Europe Helped Create West Africa’s Coup-Prone Militaries

Europe Helped Create West Africa’s Coup-Prone Militaries
A Dutch military instructor briefs Ivorian special forces soldiers during the annual U.S.-led Flintlock counterterrorism training exercise, near base camp Loumbila, Jacqueville, Cote d’Ivoire, Feb. 17, 2022 (AP photo by Sylvain Cherkaoui).

On a quiet Sunday morning in early September 2021, diplomats found themselves yanked away from their weekend plans as another military coup stunned West Africa. After reports on social media of shooting in the capital city of Conakry, news filtered out that a young army colonel had seized power in Guinea. Wearing the tactical clothing symbolizing his role as the commander of Guinea’s special operations forces, 42-year-old Col. Mamady Doumbouya declared that he would sweep away the authoritarian behavior and corruption that had marked the rule of the then-83-year-old President Alpha Conde. In the months that followed, it became increasingly clear that Doumbouya intends to keep his grip on power for quite some time, with the most recent schedule for the transition back to democratic rule lasting up to 39 months.

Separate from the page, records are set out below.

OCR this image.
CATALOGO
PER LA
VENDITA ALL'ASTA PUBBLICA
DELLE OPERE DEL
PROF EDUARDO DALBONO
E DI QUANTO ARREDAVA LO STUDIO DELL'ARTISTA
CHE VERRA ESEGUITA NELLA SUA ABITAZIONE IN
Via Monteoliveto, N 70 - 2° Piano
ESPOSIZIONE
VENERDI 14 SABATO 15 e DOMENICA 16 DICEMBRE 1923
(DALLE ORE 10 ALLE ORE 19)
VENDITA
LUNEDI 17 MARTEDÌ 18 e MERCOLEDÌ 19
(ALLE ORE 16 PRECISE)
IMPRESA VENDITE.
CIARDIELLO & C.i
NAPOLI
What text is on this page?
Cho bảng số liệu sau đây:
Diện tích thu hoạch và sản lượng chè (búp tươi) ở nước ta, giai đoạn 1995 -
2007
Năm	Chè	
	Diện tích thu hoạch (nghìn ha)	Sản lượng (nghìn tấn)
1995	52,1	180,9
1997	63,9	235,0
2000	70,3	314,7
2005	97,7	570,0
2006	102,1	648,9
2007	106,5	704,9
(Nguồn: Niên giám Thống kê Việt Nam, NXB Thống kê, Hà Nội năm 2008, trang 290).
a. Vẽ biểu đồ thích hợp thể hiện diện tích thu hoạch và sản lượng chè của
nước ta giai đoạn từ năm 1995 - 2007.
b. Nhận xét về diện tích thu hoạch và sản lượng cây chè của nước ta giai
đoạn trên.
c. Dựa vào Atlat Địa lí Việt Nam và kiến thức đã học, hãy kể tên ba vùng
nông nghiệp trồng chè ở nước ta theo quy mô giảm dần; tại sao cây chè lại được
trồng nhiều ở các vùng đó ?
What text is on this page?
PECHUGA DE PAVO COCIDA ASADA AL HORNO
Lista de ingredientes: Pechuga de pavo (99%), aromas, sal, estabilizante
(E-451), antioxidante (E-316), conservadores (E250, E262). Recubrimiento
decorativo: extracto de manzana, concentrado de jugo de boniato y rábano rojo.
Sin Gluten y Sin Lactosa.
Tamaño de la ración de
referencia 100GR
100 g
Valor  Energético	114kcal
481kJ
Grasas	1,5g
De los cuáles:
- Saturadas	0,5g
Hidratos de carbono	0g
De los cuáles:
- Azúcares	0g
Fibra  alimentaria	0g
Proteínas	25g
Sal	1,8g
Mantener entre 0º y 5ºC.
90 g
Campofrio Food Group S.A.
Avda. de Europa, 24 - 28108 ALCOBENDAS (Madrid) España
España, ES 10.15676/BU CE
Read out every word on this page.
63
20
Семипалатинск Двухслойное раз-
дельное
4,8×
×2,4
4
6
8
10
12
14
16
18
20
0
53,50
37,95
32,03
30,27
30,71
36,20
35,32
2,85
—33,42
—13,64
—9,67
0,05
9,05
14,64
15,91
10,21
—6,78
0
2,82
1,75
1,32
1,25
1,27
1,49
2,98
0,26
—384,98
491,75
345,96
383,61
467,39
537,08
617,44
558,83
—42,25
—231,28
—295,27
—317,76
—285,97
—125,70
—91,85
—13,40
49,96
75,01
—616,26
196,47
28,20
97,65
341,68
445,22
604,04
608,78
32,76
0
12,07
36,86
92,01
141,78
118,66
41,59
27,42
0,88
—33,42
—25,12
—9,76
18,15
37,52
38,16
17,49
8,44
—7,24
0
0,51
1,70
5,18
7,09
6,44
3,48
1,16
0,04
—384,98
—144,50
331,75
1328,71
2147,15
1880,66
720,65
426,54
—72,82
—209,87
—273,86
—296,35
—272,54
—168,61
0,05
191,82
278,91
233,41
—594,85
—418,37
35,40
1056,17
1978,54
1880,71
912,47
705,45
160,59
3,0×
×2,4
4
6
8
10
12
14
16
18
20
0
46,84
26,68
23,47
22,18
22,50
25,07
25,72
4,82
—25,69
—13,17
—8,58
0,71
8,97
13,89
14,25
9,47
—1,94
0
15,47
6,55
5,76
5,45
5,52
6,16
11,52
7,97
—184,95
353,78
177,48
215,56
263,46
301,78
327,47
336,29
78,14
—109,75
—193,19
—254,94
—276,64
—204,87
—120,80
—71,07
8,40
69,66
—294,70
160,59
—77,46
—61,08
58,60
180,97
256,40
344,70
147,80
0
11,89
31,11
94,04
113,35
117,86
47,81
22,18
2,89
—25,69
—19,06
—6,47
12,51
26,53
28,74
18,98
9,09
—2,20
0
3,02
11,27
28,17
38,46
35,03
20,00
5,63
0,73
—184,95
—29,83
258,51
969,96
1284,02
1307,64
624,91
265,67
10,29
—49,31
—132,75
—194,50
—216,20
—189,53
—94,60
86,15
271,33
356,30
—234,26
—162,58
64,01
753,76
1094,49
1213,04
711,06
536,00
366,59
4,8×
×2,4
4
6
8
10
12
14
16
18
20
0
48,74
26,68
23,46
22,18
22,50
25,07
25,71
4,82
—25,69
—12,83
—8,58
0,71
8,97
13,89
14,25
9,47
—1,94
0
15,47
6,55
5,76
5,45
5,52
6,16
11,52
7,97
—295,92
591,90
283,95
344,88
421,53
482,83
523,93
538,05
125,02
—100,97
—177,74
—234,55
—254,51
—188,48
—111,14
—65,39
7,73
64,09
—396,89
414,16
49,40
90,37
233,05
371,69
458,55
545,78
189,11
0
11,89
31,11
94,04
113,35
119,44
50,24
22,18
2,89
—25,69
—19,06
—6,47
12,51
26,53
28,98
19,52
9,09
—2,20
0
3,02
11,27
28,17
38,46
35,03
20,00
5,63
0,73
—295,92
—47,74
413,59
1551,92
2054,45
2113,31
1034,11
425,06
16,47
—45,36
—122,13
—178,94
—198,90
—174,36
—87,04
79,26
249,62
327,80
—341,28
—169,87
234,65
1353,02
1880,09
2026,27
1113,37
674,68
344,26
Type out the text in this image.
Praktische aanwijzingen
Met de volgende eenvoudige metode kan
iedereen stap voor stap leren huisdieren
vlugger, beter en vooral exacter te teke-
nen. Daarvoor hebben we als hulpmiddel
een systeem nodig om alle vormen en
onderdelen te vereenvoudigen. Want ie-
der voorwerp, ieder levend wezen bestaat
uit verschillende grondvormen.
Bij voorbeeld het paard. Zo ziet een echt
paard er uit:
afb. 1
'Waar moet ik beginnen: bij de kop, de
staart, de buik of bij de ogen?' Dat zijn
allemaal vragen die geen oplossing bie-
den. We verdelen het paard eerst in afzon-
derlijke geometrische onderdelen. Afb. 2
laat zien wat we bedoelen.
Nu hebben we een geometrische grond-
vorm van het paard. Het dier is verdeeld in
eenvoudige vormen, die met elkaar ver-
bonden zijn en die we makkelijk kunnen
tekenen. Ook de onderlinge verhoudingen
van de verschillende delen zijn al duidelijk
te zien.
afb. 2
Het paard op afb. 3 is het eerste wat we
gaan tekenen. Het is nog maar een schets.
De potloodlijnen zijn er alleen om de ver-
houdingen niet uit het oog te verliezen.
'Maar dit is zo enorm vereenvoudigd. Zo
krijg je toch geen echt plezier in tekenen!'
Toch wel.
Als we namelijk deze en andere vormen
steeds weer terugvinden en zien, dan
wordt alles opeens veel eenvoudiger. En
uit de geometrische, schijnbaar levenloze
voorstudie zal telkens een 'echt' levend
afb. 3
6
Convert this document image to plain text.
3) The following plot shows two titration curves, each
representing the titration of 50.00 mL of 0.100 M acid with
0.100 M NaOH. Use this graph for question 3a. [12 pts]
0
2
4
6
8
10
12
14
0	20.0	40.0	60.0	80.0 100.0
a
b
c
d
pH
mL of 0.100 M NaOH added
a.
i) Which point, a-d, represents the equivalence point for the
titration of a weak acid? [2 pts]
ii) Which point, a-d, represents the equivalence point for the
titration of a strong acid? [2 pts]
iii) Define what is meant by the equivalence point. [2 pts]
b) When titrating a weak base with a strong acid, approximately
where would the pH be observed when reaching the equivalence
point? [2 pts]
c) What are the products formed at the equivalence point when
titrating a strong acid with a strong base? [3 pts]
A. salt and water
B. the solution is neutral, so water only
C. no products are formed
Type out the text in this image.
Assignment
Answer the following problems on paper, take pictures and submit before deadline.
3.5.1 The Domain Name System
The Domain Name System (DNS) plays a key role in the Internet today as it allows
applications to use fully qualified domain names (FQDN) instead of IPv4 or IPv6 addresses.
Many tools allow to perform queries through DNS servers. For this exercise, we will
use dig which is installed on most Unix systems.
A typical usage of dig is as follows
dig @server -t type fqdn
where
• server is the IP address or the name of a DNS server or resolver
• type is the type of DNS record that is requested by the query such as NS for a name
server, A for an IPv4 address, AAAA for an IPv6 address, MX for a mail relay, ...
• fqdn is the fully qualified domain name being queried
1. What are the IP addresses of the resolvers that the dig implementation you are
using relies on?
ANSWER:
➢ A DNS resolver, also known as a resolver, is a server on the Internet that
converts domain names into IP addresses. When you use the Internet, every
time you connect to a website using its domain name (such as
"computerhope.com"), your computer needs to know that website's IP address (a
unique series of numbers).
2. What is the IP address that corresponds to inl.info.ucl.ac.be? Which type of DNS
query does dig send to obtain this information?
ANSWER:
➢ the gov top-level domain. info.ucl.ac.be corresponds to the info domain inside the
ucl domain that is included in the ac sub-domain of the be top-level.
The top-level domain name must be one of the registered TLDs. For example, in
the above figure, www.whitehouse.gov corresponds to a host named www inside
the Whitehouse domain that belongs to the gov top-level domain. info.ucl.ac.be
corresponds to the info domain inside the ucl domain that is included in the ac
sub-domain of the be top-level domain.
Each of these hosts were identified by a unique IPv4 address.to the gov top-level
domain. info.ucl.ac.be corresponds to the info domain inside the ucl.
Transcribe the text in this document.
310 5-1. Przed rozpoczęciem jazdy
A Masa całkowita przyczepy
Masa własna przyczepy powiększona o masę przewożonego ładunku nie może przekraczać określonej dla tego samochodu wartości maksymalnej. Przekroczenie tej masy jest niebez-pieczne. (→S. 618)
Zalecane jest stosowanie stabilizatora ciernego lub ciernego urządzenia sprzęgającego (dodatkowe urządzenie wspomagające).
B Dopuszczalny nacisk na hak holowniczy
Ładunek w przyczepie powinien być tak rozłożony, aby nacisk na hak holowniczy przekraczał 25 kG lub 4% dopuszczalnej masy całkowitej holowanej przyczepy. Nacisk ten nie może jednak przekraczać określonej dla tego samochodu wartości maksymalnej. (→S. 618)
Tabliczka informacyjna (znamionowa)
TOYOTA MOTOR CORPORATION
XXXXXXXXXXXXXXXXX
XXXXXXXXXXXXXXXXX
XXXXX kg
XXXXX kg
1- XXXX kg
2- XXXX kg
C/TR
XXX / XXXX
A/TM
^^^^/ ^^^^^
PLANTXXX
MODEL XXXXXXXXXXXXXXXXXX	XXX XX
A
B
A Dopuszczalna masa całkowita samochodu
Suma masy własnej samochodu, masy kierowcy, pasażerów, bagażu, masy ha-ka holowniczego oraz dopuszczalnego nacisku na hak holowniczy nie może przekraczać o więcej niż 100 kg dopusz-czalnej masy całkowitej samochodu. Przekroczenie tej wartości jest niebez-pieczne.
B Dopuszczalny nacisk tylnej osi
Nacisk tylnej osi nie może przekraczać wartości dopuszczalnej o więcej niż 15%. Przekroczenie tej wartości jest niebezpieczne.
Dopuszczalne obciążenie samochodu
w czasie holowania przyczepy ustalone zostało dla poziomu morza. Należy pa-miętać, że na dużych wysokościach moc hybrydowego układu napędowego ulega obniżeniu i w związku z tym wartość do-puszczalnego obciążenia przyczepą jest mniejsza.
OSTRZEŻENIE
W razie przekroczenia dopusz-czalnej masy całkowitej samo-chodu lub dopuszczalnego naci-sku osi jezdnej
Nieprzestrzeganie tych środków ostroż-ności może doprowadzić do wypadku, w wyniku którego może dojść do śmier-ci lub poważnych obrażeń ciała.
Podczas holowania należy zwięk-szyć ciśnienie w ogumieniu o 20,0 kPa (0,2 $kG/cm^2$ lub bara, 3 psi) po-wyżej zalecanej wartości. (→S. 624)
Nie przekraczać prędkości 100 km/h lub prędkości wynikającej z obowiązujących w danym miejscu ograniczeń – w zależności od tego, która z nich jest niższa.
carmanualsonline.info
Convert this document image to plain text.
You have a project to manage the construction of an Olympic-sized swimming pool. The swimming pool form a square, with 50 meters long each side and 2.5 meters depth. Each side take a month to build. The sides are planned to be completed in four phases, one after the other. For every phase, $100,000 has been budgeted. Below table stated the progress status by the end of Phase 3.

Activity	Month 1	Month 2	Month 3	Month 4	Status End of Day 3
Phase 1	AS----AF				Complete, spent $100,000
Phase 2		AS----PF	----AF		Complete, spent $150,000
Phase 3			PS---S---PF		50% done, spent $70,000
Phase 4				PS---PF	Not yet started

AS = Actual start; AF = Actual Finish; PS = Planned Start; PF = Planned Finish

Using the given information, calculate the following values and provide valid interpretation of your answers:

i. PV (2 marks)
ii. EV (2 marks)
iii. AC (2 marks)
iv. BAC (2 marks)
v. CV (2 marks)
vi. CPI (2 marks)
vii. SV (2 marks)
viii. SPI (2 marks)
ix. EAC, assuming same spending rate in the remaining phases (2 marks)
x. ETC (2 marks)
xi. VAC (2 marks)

The coup in Guinea was one of several that have shaken West Africa and the Sahel region in the past two years. In Mali, the failures of a counterinsurgency campaign involving a large European force under French leadership led to a build-up of frustration within the Malian army. In August 2020, a faction around Col. Assimi Goita brought down the democratically elected President Ibrahim Boubacar Keita; nine months later, Goita deposed the country’s appointed transitional president. After bringing in Russian mercenaries from the Wagner Group willing to commit war crimes to intimidate communities accused of collusion with jihadist insurgents, the Malians triggered a withdrawal of European troops. A similar dynamic unfolded in Burkina Faso, where the inability of a civilian government to cope with jihadist insurgents was also used to justify a military takeover in January 2022. Though Guinea has not faced the kind of insurgencies that have overwhelmed Mali and Burkina Faso, the anger over elite corruption and foreign meddling that helped propel young officers to the top was a common feature in each of these societies.

The resurgence of military rule represents a disastrous setback for Europe’s strategy to strengthen regional states facing jihadist insurgents that have destabilized the Sahel and are now beginning to operate in the coastal states of West Africa. Ten years after France’s military intervention in Mali triumphantly pushed insurgents out of Timbuktu, the hopes that European Union institutions invested in an expanded European military effort to strengthen the rule of law in the Sahel and West Africa now lie in tatters.